In fact I seem to be a bit iconoclastic on this matter but I'm not even a fan for testing purposes. Even non-proof-based testing needs the ability to test that goroutines may execute out of order. Nothing prevents a goroutine scheduled for 2ms from now to run all the way to completion before a goroutine scheduled to run 1ms from now even starts, but AFAIK this approach doesn't let you test that case. Such logic is not valid in a multithreaded system; it is at most the most likely progression, not the only possible progression.

But since we live in the world where the question is more will anyone write a concurrency test at all, moaning about not having a perfect one is missing the point, I suppose. I won't deny a deterministic test is better than a non-deterministic test in general.

geminiiii9 6 days ago

There may be more there than meets the eye at first glance.

I'm not saying this easy to do at the moment, but the possibility is there.

If you can take control of all timers/sleep in your Go program, then you have, in effect, complete control of Goroutine scheduling.
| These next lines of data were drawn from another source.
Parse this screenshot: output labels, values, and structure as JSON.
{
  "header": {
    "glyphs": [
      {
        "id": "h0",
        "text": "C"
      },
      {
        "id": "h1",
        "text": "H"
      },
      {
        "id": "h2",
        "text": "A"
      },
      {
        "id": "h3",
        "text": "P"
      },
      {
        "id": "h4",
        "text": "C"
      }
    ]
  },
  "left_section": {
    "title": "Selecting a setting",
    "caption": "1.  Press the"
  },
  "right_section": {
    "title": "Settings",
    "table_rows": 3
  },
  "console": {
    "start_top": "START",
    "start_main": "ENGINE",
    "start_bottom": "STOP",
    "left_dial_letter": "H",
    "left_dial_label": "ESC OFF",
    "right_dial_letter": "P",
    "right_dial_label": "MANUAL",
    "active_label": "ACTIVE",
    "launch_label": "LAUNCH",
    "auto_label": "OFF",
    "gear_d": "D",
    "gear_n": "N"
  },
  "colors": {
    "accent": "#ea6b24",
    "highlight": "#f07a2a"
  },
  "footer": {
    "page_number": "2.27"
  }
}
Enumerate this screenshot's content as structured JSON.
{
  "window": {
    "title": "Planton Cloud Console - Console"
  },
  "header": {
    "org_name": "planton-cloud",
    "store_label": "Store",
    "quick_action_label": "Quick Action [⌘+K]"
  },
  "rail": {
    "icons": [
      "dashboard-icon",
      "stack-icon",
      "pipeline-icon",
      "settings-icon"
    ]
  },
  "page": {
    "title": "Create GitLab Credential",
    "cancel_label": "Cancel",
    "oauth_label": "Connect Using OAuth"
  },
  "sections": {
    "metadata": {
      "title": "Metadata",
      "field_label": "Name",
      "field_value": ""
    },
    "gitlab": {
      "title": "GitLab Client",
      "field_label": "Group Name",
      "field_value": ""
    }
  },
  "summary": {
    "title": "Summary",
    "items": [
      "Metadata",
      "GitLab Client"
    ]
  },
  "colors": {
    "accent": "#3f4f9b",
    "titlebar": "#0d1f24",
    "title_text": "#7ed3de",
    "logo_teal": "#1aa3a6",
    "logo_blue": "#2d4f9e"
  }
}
If you assign a distinct time point to each goroutine, say based on its ID, and then have the goroutine sleep until that point, then you have also assigned the order in which those goroutines will run. Each will "wake up" alone, only at the next point at which the clock is forced to advance--which is when the previous goroutine blocked.

jerf 7 days ago

"Am I correct in thinking that this would require a fork of the main Go implementation, in order to make a deterministic (and controllable) goroutine scheduler and network stack?"

Yes, because the Go runtime actually explicitly and deliberately leans in the opposite direction. Additional non-determinism is deliberately added to the system, most notably that a "select" call with multiple valid channels will be psuedorandomly chosen, and iteration on a map is somewhat scrambled on each iteration. It's not entirely random and as such not suitable for pretty much any randomness requirement you may have, but enough to generally prevent accidental dependencies on deterministic iteration.

This has the effect of "spreading out" concurrency issues and hopefully reducing the sort of issues you get when you only discover a major issue when something else in the environment changes three years later. It's a nice default but nothing like a proof, of course.

You can also go the "predictable OS" route, since the entire Go runtime sits on top of it. Nothing can non-deterministically run on top of a fully deterministic OS image. But a fully deterministic OS would probably want some integration with the Go runtime to be able to more deeply control it through mechanisms other than varying inputs to the random function, which is a very indirect way to go down a code path.

slayerjain 7 days ago

I worked on adding golang time freezing in keploy by using the approach from the go playground which used a fixed time (2009-11-10 23:00:00 UTC) but also increments the system clock used by goroutines.

carbondating 7 days ago

This is what hermit does, although it's no longer actively developed.

https://github.com/facebookexperimental/hermit